In this study, ginger is revealed to increase the testicular and the seminiferous volume, and sperm count as well as motility at 100 mg/kg ginger extract. Stereological examinations showed that treating animals with ginger extract decreased the testicular damages induced by busulfan. The data of the volume of the seminiferous tubules showed that exposing the rats to ginger extract significantly increased the volume. However, it was not significant in comparison to the control group. In all the three experimental groups, the total testicular and the interstitial tissue volumes significantly increased compared to the control group.
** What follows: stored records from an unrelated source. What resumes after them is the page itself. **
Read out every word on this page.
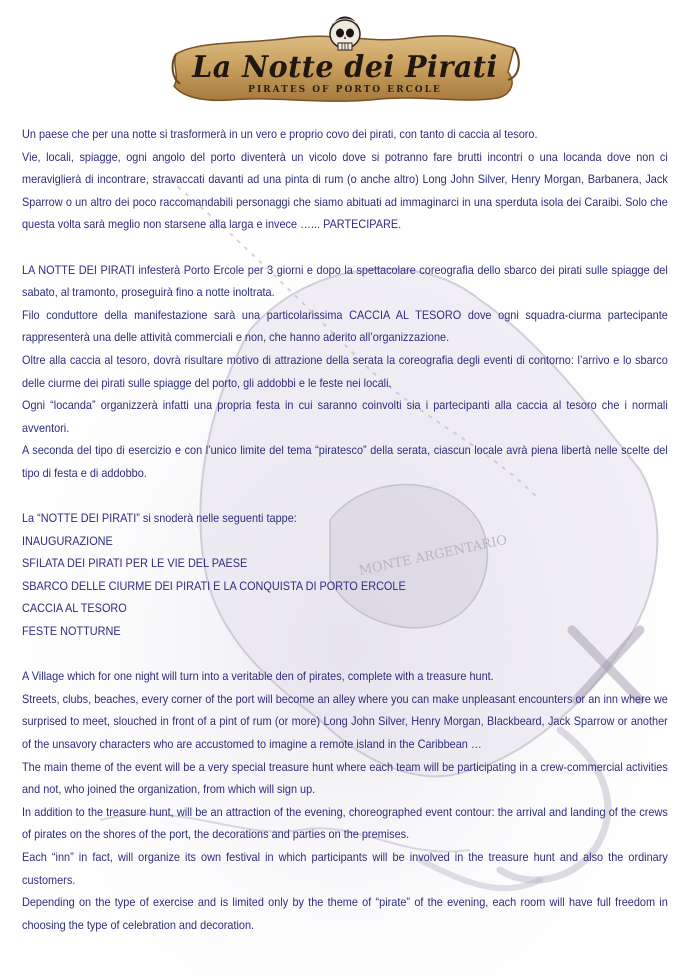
MONTE ARGENTARIO
La Notte dei Pirati
PIRATES OF PORTO ERCOLE

Un paese che per una notte si trasformerà in un vero e proprio covo dei pirati, con tanto di caccia al tesoro.

Vie, locali, spiagge, ogni angolo del porto diventerà un vicolo dove si potranno fare brutti incontri o una locanda dove non ci meraviglierà di incontrare, stravaccati davanti ad una pinta di rum (o anche altro) Long John Silver, Henry Morgan, Barbanera, Jack Sparrow o un altro dei poco raccomandabili personaggi che siamo abituati ad immaginarci in una sperduta isola dei Caraibi. Solo che questa volta sarà meglio non starsene alla larga e invece …... PARTECIPARE.

LA NOTTE DEI PIRATI infesterà Porto Ercole per 3 giorni e dopo la spettacolare coreografia dello sbarco dei pirati sulle spiagge del sabato, al tramonto, proseguirà fino a notte inoltrata.

Filo conduttore della manifestazione sarà una particolarissima CACCIA AL TESORO dove ogni squadra-ciurma partecipante rappresenterà una delle attività commerciali e non, che hanno aderito all’organizzazione.

Oltre alla caccia al tesoro, dovrà risultare motivo di attrazione della serata la coreografia degli eventi di contorno: l’arrivo e lo sbarco delle ciurme dei pirati sulle spiagge del porto, gli addobbi e le feste nei locali.

Ogni “locanda” organizzerà infatti una propria festa in cui saranno coinvolti sia i partecipanti alla caccia al tesoro che i normali avventori.

A seconda del tipo di esercizio e con l’unico limite del tema “piratesco” della serata, ciascun locale avrà piena libertà nelle scelte del tipo di festa e di addobbo.

La “NOTTE DEI PIRATI” si snoderà nelle seguenti tappe:

INAUGURAZIONE

SFILATA DEI PIRATI PER LE VIE DEL PAESE

SBARCO DELLE CIURME DEI PIRATI E LA CONQUISTA DI PORTO ERCOLE

CACCIA AL TESORO

FESTE NOTTURNE

A Village which for one night will turn into a veritable den of pirates, complete with a treasure hunt.

Streets, clubs, beaches, every corner of the port will become an alley where you can make unpleasant encounters or an inn where we surprised to meet, slouched in front of a pint of rum (or more) Long John Silver, Henry Morgan, Blackbeard, Jack Sparrow or another of the unsavory characters who are accustomed to imagine a remote island in the Caribbean …

The main theme of the event will be a very special treasure hunt where each team will be participating in a crew-commercial activities and not, who joined the organization, from which will sign up.

In addition to the treasure hunt, will be an attraction of the evening, choreographed event contour: the arrival and landing of the crews of pirates on the shores of the port, the decorations and parties on the premises.

Each “inn” in fact, will organize its own festival in which participants will be involved in the treasure hunt and also the ordinary customers.

Depending on the type of exercise and is limited only by the theme of “pirate” of the evening, each room will have full freedom in choosing the type of celebration and decoration.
It seems that the increased total volume of the testis is due to the increasing volume of both seminiferous tubules and interstitial tissue containing Leydig cells. In line with our results, it was reported that ginger could overcome the reproductive toxicity induced by metriam and stimulate the seminiferous to be compact to each other with few or no apoptosis.

It was also demonstrated the significant increase in the diameter of the tubules and their spermatogenic cells (24). In another study, the protective influence of ginger against toxicity produced by aluminum chloride has been shown. Histopathological examination showed the improvement of degenerative changes of the seminiferous tubules after ginger consumption for 60 consecutive days (25). The reducing effect could be seen in administration of the high dose of ginger in this study. Overall, it may be concluded that all the above mentioned testicular parameters are dose-dependent and increasing the ginger concentration may exert a reducing effect and produce a reproductive toxicity. In agreement with the results of the present study, Jorsaraei et al reported that changes in motility and morphological profiles of the sperm after usage of ginger in vitro are dose-dependent (9).
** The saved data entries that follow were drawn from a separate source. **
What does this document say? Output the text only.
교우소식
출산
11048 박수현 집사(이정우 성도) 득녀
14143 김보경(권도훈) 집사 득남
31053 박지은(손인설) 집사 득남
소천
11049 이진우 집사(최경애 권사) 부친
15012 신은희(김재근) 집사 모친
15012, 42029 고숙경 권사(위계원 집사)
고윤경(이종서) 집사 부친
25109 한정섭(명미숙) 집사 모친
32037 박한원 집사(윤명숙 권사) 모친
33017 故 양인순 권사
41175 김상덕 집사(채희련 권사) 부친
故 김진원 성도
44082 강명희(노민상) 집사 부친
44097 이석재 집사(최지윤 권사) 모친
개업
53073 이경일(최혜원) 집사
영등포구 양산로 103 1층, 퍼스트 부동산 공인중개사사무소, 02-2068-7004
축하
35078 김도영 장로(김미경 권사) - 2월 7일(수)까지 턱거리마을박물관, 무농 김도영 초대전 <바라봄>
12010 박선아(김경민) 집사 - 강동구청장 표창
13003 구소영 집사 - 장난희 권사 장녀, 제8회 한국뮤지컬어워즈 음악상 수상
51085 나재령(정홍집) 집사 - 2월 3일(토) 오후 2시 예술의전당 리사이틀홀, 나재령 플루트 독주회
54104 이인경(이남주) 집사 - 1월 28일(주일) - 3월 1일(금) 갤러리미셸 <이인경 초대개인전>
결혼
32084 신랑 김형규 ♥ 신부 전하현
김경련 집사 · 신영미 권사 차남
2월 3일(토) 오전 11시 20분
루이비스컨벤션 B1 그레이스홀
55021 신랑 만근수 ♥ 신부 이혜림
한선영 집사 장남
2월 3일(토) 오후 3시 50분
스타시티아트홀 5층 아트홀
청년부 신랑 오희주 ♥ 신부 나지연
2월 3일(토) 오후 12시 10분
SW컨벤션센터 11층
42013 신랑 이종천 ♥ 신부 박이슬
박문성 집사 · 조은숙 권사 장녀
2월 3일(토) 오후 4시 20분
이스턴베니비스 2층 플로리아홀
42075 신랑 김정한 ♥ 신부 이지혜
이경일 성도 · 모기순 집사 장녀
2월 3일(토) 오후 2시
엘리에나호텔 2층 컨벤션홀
In the present study, the beneficial effect of ginger extract on sperm parameter has been well documented. All administered doses of ginger extract are related to the improvement of sperm motility and quantity in comparison to the control group as shown in the table II. In addition, the results also revealed that administration of higher doses of ginger extract had a significant effect on the serum testosterone level when compared to the control group as well as within groups. Our findings are in line with those who confirmed that the testosterone level increased significantly at dose of 100 mg/kg b.wt of ginger powder.
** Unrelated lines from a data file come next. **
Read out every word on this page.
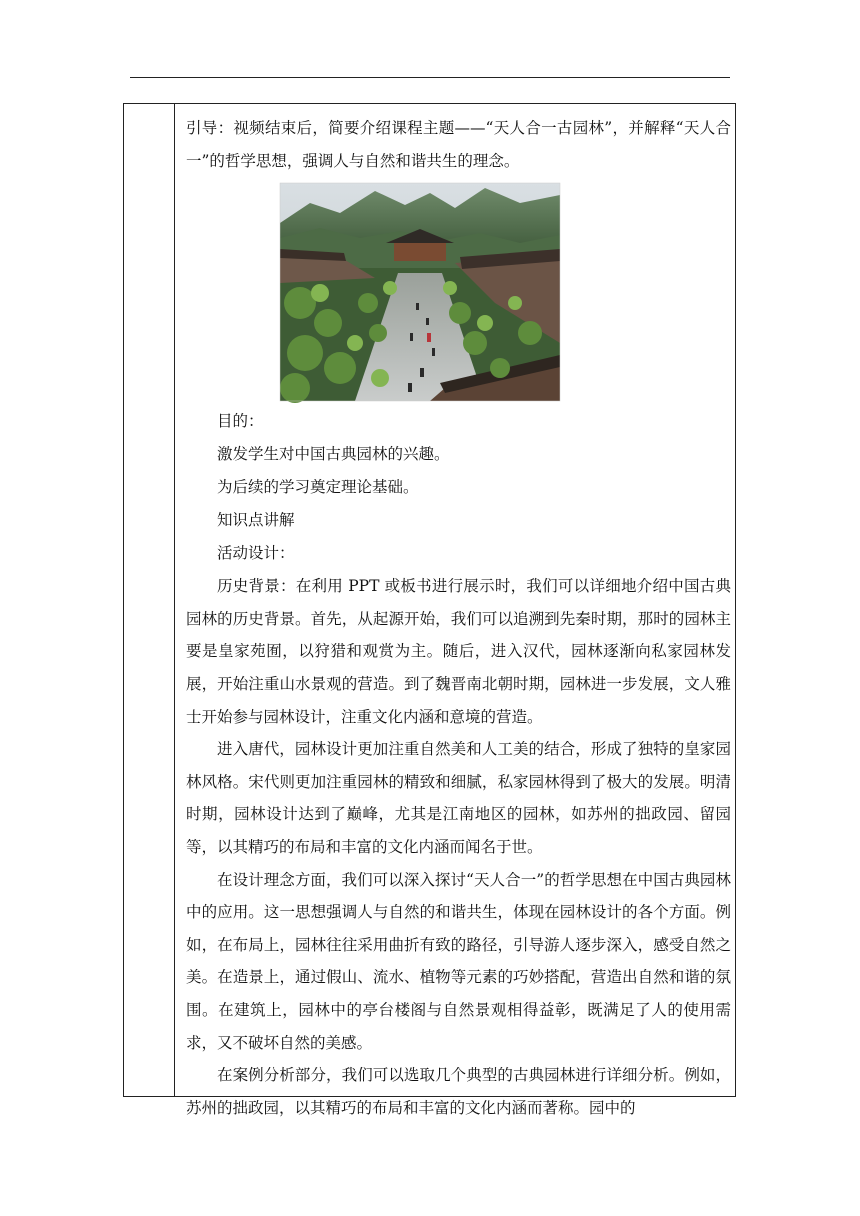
引导：视频结束后，简要介绍课程主题——“天人合一古园林”，并解释“天人合一”的哲学思想，强调人与自然和谐共生的理念。

目的：

激发学生对中国古典园林的兴趣。

为后续的学习奠定理论基础。

知识点讲解

活动设计：

历史背景：在利用 PPT 或板书进行展示时，我们可以详细地介绍中国古典园林的历史背景。首先，从起源开始，我们可以追溯到先秦时期，那时的园林主要是皇家苑囿，以狩猎和观赏为主。随后，进入汉代，园林逐渐向私家园林发展，开始注重山水景观的营造。到了魏晋南北朝时期，园林进一步发展，文人雅士开始参与园林设计，注重文化内涵和意境的营造。

进入唐代，园林设计更加注重自然美和人工美的结合，形成了独特的皇家园林风格。宋代则更加注重园林的精致和细腻，私家园林得到了极大的发展。明清时期，园林设计达到了巅峰，尤其是江南地区的园林，如苏州的拙政园、留园等，以其精巧的布局和丰富的文化内涵而闻名于世。

在设计理念方面，我们可以深入探讨“天人合一”的哲学思想在中国古典园林中的应用。这一思想强调人与自然的和谐共生，体现在园林设计的各个方面。例如，在布局上，园林往往采用曲折有致的路径，引导游人逐步深入，感受自然之美。在造景上，通过假山、流水、植物等元素的巧妙搭配，营造出自然和谐的氛围。在建筑上，园林中的亭台楼阁与自然景观相得益彰，既满足了人的使用需求，又不破坏自然的美感。

在案例分析部分，我们可以选取几个典型的古典园林进行详细分析。例如，苏州的拙政园，以其精巧的布局和丰富的文化内涵而著称。园中的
They also demonstrated the improvement in sperm percentage, viability and motility when ginger was consumed at both 50 and 100 mg/kg b.wt concentrations (10). They also reported the increase in the level of the testosterone and the testes’ weight due to the androgenic activity of ginger (26). The protective role of ginger against reproductive destructive materials including cisplatin gentamicin and arsenite is also confirmed in a great number of investigations (2, 27).

Increase of the interstitial tissue volume and the testosterone level might have resulted from the Leydig cells which presented in the interstitial tissue and secret testosterone. It may be explained that enhancement of volume or number of Leydig cells results elevation of the testosterone level. It has been established that ginger has antioxidant properties which can be contributed to its protective components such as zingerone, gingerdiole, zingirbrene, gingerls and shagaols. These compounds prevent DNA damages and destruction of genome induced by H2O2 (14, 20). It would be expected that ginger cause an increase in the spermatogenesis number and seminiferous tubules volume by preventing apoptosis in the spermatogenesis process.

Conclusion

In conclusion, results of this study revealed that ginger extract increased testicular volume and reduced the side effects of busulfan, but it is dose-dependent. Therefore, according to the results, ginger administration may be useful for patients who have undergone chemotherapy with induced sterility. To access better results more investigations should be established.